With its incredible power and increased speed, more scientists will be able to have access to the computer as they tackle some of the most complex scientific questions in the world.
The creation of Mira was a lot about function, but there’s a little fun in there, too, as the designer created a look intended to reflect the contribution Mira is making to science and technology.
While many people are familiar with graphics wraps, they are more accustomed to seeing them adhered to cars than computers. And while Mira isn’t the first computer to be wrapped, it certainly is the first of this size and scope, presenting both an interesting opportunity—and challenge. “Although computers have been wrapped before, this is one of the most powerful supercomputers in the world,” explains Murray. “The graphic had to reflect that significance.”

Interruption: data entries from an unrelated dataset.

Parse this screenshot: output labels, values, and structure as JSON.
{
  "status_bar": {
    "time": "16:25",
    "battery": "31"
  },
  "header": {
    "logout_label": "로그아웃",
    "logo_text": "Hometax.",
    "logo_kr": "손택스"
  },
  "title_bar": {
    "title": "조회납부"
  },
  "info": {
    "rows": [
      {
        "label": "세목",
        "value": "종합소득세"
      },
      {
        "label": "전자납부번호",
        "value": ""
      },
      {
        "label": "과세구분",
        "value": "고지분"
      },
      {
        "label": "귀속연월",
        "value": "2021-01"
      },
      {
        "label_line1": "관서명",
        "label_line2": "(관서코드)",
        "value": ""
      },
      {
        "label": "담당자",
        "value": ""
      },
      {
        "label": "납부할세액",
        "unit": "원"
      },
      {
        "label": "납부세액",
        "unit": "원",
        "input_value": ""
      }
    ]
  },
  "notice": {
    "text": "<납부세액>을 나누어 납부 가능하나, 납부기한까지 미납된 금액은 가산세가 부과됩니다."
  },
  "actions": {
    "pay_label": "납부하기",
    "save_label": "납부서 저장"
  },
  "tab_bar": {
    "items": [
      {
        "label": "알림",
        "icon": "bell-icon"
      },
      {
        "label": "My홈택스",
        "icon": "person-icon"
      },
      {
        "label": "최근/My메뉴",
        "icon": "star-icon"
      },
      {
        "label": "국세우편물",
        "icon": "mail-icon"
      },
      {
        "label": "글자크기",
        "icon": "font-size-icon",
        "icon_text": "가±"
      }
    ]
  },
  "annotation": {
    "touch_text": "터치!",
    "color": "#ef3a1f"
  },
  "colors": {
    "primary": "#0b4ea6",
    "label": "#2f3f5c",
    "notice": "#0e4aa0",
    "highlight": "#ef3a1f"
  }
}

The vibrant, eye-catching design stretches 65 feet long and features graphic circles of varying sizes designed to represent the different types of research with which the supercomputer will be assisting. The circles are connected to each other by a dotted line, and a bold, orange text treatment of “Mira” dominates the left portion of the mural.
Scientist and artist Mark Hereld created the one-of-a-kind design that showcases the types of computational science done at ALCF, while SBT managed production. “The artistic design was created by the client,” says Murray. “SBT assisted in technical elements such as color correction, sizing, media selection and adhesion issues.
Both IBM and the Department of Energy were involved in determining what material could be used for this important job, and approved a high quality 3M adhesive-backed vinyl. The final wrap was printed on environmentally friendly 3M Controltac 180-10 V3 with 3M 8518 laminate.
This high-profile supercomputer has naturally captured the attention of the public. Mira has been featured in several scientific journals, has a presence on Argonne National Laboratory’s Facebook page and on Wikipedia, and its creation is highlighted in a time-lapse video by Wired that shrinks its construction—from the first install to the completion of the graphic wrap—to three minutes.
“Signs By Tomorrow has completed highly specialized projects before, but this job reflects the pinnacle of technology for our industry as well as our client’s,” says Murray. “We are very proud of our role in this very important project. The project went great and looks fantastic.”
In existence since 2006, the Argonne Leadership Computing Facility (ALCF) is supported by the U.S. Department of Energy (DOE) and is dedicated to cutting-edge science and engineering work, including renewable energy, studies of the affects of global climate change, and efforts to unravel the origins of the universe. Mira, one of the most powerful supercomputers in the world, is intended to facilitate scientific breakthroughs and discoveries.